Bucks County District Attorney Joe Khan is taking a landlord to court. 

Khan announced on Monday that he's filed a civil lawsuit against a landlord at a residential building in Dublin Borough who allegedly demanded rent from tenants and forced them to live in uninhabitable conditions. 

It marks the first time the Bucks County District Attorney's Office has utilized the Pennsylvania Unfair Trade Practices and Consumer Protection Law to hold a landlord accountable for unfair housing practices, according to Khan. 

"Today marks a major step towards fulfilling our longstanding promise to be a 'law office of the people,'" Khan said in a statement. "Tenants have a legal right to basic safety, and our office will stand up to seek justice for those who have been mistreated, especially victims who are elderly, disabled, or otherwise vulnerable to exploitation." 

The landlords who are being taken to court own the residential building at 113 South Main Street in Dublin Borough, which is about halfway between Quakertown and Doylestown in Bucks County. 

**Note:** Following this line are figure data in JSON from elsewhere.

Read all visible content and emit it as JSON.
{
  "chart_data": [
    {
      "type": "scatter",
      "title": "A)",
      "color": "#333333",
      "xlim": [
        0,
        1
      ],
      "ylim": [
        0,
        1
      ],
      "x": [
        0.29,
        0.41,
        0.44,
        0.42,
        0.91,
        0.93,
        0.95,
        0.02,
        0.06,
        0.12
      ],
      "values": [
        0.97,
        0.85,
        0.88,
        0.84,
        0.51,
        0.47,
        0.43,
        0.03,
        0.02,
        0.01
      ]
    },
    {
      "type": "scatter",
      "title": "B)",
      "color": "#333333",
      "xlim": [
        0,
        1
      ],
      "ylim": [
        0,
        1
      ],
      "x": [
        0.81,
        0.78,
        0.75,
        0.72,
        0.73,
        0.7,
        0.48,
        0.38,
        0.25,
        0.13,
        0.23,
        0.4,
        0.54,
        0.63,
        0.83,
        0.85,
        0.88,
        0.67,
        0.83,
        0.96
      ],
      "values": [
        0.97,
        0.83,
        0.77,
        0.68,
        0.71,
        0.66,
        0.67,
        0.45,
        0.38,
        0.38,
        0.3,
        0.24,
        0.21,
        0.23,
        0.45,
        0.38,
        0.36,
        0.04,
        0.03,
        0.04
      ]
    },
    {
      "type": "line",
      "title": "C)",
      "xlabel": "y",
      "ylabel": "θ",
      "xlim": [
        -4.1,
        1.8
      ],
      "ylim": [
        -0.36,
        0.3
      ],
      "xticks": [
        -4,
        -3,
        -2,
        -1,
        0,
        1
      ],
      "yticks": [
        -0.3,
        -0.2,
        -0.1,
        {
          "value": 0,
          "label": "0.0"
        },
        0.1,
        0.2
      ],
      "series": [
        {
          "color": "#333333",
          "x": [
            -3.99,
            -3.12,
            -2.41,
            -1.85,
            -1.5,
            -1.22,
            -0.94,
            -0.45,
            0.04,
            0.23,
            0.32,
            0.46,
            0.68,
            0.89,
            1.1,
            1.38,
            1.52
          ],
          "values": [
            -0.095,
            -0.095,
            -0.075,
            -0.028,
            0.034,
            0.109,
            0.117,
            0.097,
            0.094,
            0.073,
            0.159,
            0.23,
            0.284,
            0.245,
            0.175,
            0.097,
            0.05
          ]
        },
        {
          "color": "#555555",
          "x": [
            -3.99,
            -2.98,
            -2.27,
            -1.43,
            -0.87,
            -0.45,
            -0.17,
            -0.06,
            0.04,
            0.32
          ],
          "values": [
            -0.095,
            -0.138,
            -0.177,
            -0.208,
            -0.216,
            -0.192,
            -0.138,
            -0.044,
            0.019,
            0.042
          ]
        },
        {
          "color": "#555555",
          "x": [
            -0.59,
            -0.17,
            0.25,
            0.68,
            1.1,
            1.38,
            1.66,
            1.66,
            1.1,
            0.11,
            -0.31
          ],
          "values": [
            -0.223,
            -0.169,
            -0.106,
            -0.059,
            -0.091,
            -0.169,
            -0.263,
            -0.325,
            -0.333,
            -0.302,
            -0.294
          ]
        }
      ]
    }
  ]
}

No one was at the property Monday afternoon, where an orange "uninhabitable" sign was plastered on the front window. Prosecutors filed the civil lawsuit against the landlords, who they said are brothers, and an alleged fictitious company they ran.

The lawsuit filed by Khan alleges that the landlords profited by forcing "vulnerable, low-income tenants to choose between staying in unsafe housing or facing homelessness."

According to Khan, the building has been plagued by severe code violations and a lack of essential services, including heat, for over a decade. Reports documenting fire hazards and a lack of heat go back as far as 2013.

Khan said that the building forced tenants to rely on their own portable electric heaters plugged into unreliable electrical wiring, which created fire hazards. The building also allegedly lacked functional smoke detectors and had blocked or inaccessible emergency exits.

Khan said detectives also inspected the building and found black mold in the community bathroom, a large piece of plywood covering a hole in the floor of one of the bathrooms and cockroach and rodent infestations. They also said the building had an "overwhelming odor of human waste" and that the eight-bedroom building only had one functioning bathroom at the time of the complaint. 

Khan said six people were living in the eight-bedroom building when it was condemned last week.

"There were conditions that we wouldn't subject our prisoners to in Bucks County," Khan said. "Rodents, insects, infestations. And while these tenants paid their rent month after month, some of them up to $900 a month to live in squalor. They were in a building that had code violations so severe that last week, the worst that they feared happened. The building was condemned and they were left on the street." 

Bucks County social services has helped the six tenants who lived in the condemned building find other arrangements. 

Khan is seeking a permanent injunction, restitution for the six tenants and civil penalties. He's asking anyone who was a tenant of the property from 2013 to 2016 to contact them. 

"For far too long, the tenants of 113 Main Street were subjected to absolutely abhorrent living conditions," Dublin Borough Council President Tim Hayes said in a statement. "I am glad to hear District Attorney Khan is pursuing this case to hold the property owner accountable and provide restitution for the former tenants. This will send a clear message: the responsibility you assume as a landlord does not end when living conditions deteriorate to the point of legal action. Safe housing is not optional, it's the expectation. Our neighbors deserve nothing less, and if those standards are not met, we will act."